When comparing the lyrics of that time with those that emerge today, he commented:

“I think they are songs not so much about evasion, but about identity. Well, they invite you to identify with the text, with what is happening, with what the person singing is saying. They are songs where the text was very important. That is already a fundamental point. Right now the rhythm predominates, which really is wonderful, but it is still the most basic area of music. And on the other hand there, in all those generations, what predominated was the melody, the lyrics, the story. So, it is much easier that history penetrates and goes from one generation to another.”

“I think that is what fundamentally differentiates it. The story and the melody have been changed for the rhythmic one. It is much easier to communicate to your children or grandchildren a story with a text, with some words, with some characters and with a melodic line that you can hum. It is difficult for a song to transcend from one generation to another solely based on the rhythmic, because the rhythmic begins and ends in itself.”

But singing and acting are not her only talents, literature also calls her.
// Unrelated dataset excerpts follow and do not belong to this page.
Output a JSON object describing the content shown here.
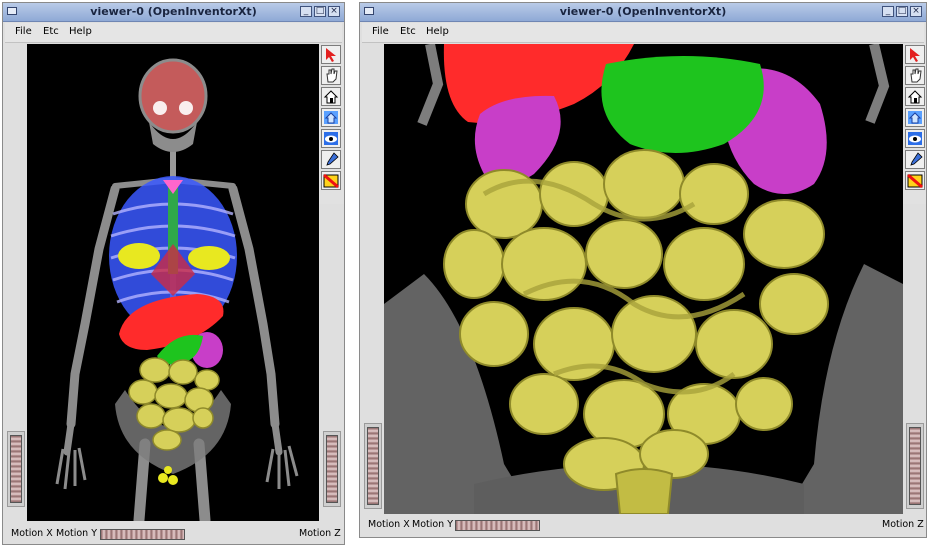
{
  "windows": [
    {
      "title": "viewer-0 (OpenInventorXt)",
      "menu": [
        "File",
        "Etc",
        "Help"
      ],
      "wheels": {
        "motion_x": "Motion X",
        "motion_y": "Motion Y",
        "motion_z": "Motion Z"
      },
      "tools": [
        "select-arrow-icon",
        "hand-view-icon",
        "home-icon",
        "set-home-icon",
        "view-all-eye-icon",
        "seek-icon",
        "projection-icon"
      ]
    },
    {
      "title": "viewer-0 (OpenInventorXt)",
      "menu": [
        "File",
        "Etc",
        "Help"
      ],
      "wheels": {
        "motion_x": "Motion X",
        "motion_y": "Motion Y",
        "motion_z": "Motion Z"
      },
      "tools": [
        "select-arrow-icon",
        "hand-view-icon",
        "home-icon",
        "set-home-icon",
        "view-all-eye-icon",
        "seek-icon",
        "projection-icon"
      ]
    }
  ],
  "colors": {
    "titlebar": "#9fb5dd",
    "bone": "#8c8c8c",
    "ribs": "#3a58ff",
    "lungs": "#e8e820",
    "liver": "#ff2b2b",
    "stomach": "#1ec41e",
    "spleen": "#c83ec8",
    "intestine": "#d6d05a",
    "background": "#000000"
  }
}
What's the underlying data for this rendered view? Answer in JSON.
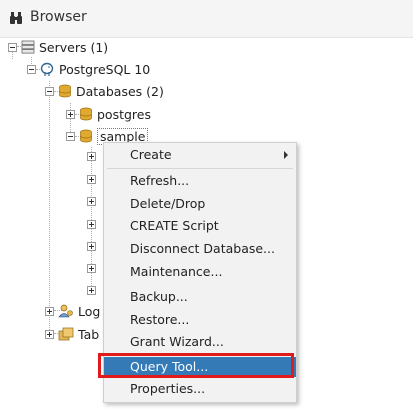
{
  "header": {
    "title": "Browser"
  },
  "tree": {
    "servers": "Servers (1)",
    "server": "PostgreSQL 10",
    "databases": "Databases (2)",
    "db1": "postgres",
    "db2": "sample",
    "login_partial": "Log",
    "tablespaces_partial": "Tab"
  },
  "context_menu": {
    "items": [
      "Create",
      "Refresh...",
      "Delete/Drop",
      "CREATE Script",
      "Disconnect Database...",
      "Maintenance...",
      "Backup...",
      "Restore...",
      "Grant Wizard...",
      "Query Tool...",
      "Properties..."
    ],
    "highlighted": "Query Tool..."
  },
  "colors": {
    "highlight": "#337ab7",
    "annotation": "#e11a1a"
  }
}
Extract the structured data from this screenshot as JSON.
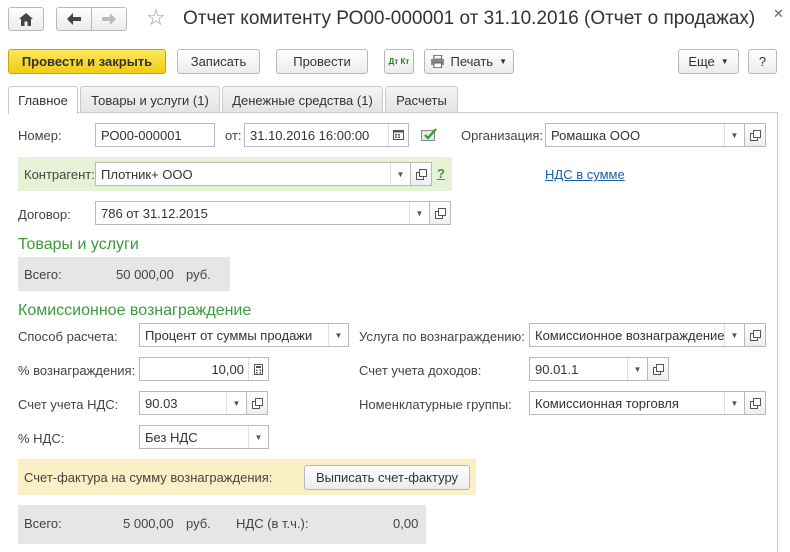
{
  "window": {
    "title": "Отчет комитенту РО00-000001 от 31.10.2016 (Отчет о продажах)"
  },
  "toolbar": {
    "post_close_label": "Провести и закрыть",
    "save_label": "Записать",
    "post_label": "Провести",
    "dtkt_label": "Дт Кт",
    "print_label": "Печать",
    "more_label": "Еще",
    "help_label": "?"
  },
  "tabs": [
    {
      "label": "Главное",
      "active": true
    },
    {
      "label": "Товары и услуги (1)",
      "active": false
    },
    {
      "label": "Денежные средства (1)",
      "active": false
    },
    {
      "label": "Расчеты",
      "active": false
    }
  ],
  "form": {
    "number_label": "Номер:",
    "number_value": "РО00-000001",
    "date_label": "от:",
    "date_value": "31.10.2016 16:00:00",
    "org_label": "Организация:",
    "org_value": "Ромашка ООО",
    "counterparty_label": "Контрагент:",
    "counterparty_value": "Плотник+ ООО",
    "vat_link": "НДС в сумме",
    "contract_label": "Договор:",
    "contract_value": "786 от 31.12.2015"
  },
  "goods": {
    "section_title": "Товары и услуги",
    "total_label": "Всего:",
    "total_value": "50 000,00",
    "currency": "руб."
  },
  "commission": {
    "section_title": "Комиссионное вознаграждение",
    "calc_method_label": "Способ расчета:",
    "calc_method_value": "Процент от суммы продажи",
    "service_label": "Услуга по вознаграждению:",
    "service_value": "Комиссионное вознаграждение",
    "percent_label": "% вознаграждения:",
    "percent_value": "10,00",
    "income_account_label": "Счет учета доходов:",
    "income_account_value": "90.01.1",
    "vat_account_label": "Счет учета НДС:",
    "vat_account_value": "90.03",
    "nomenclature_label": "Номенклатурные группы:",
    "nomenclature_value": "Комиссионная торговля",
    "vat_rate_label": "% НДС:",
    "vat_rate_value": "Без НДС",
    "invoice_label": "Счет-фактура на сумму вознаграждения:",
    "invoice_button": "Выписать счет-фактуру",
    "total_label": "Всего:",
    "total_value": "5 000,00",
    "currency": "руб.",
    "vat_incl_label": "НДС (в т.ч.):",
    "vat_incl_value": "0,00"
  },
  "colors": {
    "primary_button": "#f1cc12",
    "section_title": "#3a9b3a",
    "link": "#1a5fa8",
    "highlight_green": "#e6f2d6",
    "highlight_yellow": "#fbefc6",
    "totals_grey": "#e6e6e6"
  }
}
He published his third novel, Uxoa, el secreto del valle, in 2025. Set between the 16th and 18th centuries, the story is inspired by a loss he suffered in the pandemic.

“I lost my mother very young, at 30 years old. My older sister was older than me for many years, she was single and lived with me. She died of COVID and that loss for me was tremendous. So, from that deep feeling of loneliness for the first time in my life, the idea of ​​fleeing was born.

Ágara, the name of the protagonist, means flight in Hebrew,” he recalled.

“To write you have to have your ears, your eyes and your mind very open, because you have to capture what is around you. You find many of the things in people. In what they tell you, in things you see. And then there is always an autobiographical point, in which you tell things about yourself that are incorporated into the characters. It is a very difficult introspective work that forces me to look inward and take life slowly, not to be in a hurry. To sit down and have a coffee with milk and see how it happens the afternoon until it gets dark, and continue writing. It is very interesting.”